At the beginning of this year, the Australian conservative party, which is oddly called the “Liberal” party, was up 6 points in the polls. By the election on May 3, Labor was ahead.
The Liberal Leader, Peter Dutton, made some, uhh, mistakes.
“Dutton made the mistake of trying to paint himself as closer to Trump in the early stages of the campaign. He complimented the US president as ‘shrewd’ and a ‘big thinker,’ while promoting Trump-like policies such as cutting the size of government, return to work for federal employees and ending progressive social policies.”
Not a winning formula, it would seem.
Trump Backlash Helps Australia’s PM to Historic Re-Election
10. Reforestation in Oaxaca, Mexico
In the mountains of Oaxaca reforestation, something urgently needed all over this world (and, I would suggest, necessary for the survival of the human race), is proceeding beautifully.

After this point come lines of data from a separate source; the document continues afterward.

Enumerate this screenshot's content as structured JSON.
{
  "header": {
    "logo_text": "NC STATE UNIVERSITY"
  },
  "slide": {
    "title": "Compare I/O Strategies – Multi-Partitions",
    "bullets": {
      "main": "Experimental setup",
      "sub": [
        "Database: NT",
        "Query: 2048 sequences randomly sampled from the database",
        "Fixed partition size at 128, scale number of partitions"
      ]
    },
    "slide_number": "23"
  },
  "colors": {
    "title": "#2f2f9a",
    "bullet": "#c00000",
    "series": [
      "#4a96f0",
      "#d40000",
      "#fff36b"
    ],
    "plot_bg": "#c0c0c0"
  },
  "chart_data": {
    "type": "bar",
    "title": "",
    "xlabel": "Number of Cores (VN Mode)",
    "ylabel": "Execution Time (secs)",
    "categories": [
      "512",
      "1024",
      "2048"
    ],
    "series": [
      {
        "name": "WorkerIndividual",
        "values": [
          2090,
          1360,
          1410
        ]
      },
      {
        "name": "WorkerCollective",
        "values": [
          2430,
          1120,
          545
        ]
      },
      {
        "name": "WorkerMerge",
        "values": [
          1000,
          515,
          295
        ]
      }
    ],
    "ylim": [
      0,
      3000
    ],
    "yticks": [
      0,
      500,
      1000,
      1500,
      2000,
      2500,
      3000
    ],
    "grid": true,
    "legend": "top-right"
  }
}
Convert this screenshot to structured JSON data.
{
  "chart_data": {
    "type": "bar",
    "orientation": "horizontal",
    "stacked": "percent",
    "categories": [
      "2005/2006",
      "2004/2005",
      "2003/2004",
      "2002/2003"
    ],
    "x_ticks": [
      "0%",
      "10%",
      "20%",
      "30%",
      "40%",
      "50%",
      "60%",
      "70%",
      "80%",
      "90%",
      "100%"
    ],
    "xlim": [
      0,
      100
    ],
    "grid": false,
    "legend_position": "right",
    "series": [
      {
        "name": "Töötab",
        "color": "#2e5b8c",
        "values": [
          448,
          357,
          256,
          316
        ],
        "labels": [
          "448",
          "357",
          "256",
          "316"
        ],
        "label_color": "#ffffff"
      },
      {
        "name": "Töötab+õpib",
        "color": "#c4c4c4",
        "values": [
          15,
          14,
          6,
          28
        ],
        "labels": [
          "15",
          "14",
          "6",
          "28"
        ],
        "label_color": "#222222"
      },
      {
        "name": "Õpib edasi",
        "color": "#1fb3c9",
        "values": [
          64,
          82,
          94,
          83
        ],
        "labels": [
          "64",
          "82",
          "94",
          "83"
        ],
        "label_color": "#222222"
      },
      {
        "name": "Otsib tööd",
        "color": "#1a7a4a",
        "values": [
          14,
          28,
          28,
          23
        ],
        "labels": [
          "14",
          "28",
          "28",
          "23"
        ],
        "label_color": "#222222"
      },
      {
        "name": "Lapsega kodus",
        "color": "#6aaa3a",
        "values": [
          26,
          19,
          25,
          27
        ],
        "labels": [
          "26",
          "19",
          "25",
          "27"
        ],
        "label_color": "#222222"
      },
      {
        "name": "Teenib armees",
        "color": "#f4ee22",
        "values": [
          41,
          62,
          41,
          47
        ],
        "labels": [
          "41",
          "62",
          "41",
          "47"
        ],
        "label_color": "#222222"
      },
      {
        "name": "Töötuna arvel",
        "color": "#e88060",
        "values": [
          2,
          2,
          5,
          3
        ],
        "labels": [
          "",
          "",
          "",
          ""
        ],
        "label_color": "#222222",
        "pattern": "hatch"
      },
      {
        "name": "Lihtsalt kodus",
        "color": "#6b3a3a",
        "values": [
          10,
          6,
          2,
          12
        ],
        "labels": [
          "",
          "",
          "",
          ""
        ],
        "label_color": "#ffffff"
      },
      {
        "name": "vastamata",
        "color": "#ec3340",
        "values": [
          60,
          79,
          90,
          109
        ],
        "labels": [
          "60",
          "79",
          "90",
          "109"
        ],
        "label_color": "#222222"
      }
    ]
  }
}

In Ixtlán, there are community businesses rooted in the land. When Claudia Sheinbaum was running for President of Mexico, one of the points she made was that Mexico has the best reforestation program in the world.
Community Forestry Addresses Environmental Destruction in Mexico
11. Watch This: Emma Vigeland’s May Day Program on The Majority Report with Sam Seder
I highly recommend this episode of The Majority Report with Sam Seder. Emma starts out by noting, and I love this:
“We are broadcasting live, steps from the industrially ravaged Gowanus Canal in the heartland of America, downtown Brooklyn, USA.”
I have been obsessed with the Gowanus Canal since it was orange, through when it was “Brooklyn’s coolest Superfund site,” to its current, somewhat cleaner, but still toxic, state.
Vigeland starts out with a topnotch rundown of news you need but aren’t going to get in the neoliberal press. Then there is a clip of Andrew Cuomo’s younger brother Chris’s embarrassing appearance on News Nation interviewing Trump doing his impression of the Wizard of Oz.
At 28:36, Vigland interviews Shezza Abboushi Dallal, Mohsen Mahdawi’s attorney.
At 44:00, Vigland interviews Astra Taylor, the documentary filmmaker, activist, and co-founder of Debt Collective.
And the last four minutes cannot be missed.
Mohsen Mahdawi Freed; Trump to Steal Debtor Wages? w/ Shezza Abboushi Dallal, Astra Taylor | MR Live
12. Recommended Book: Gomorrah, by Roberto Saviano
Gomorrah, by Roberto Saviano, is an incredible account of organized crime in Naples. Gripping. And you will learn how the incredibly skilled craftsman who, unknowingly, sew the dress that Angelina Jolie wore to the Oscars in 2001 reacted when he saw his work on television. Hint: he was not happy.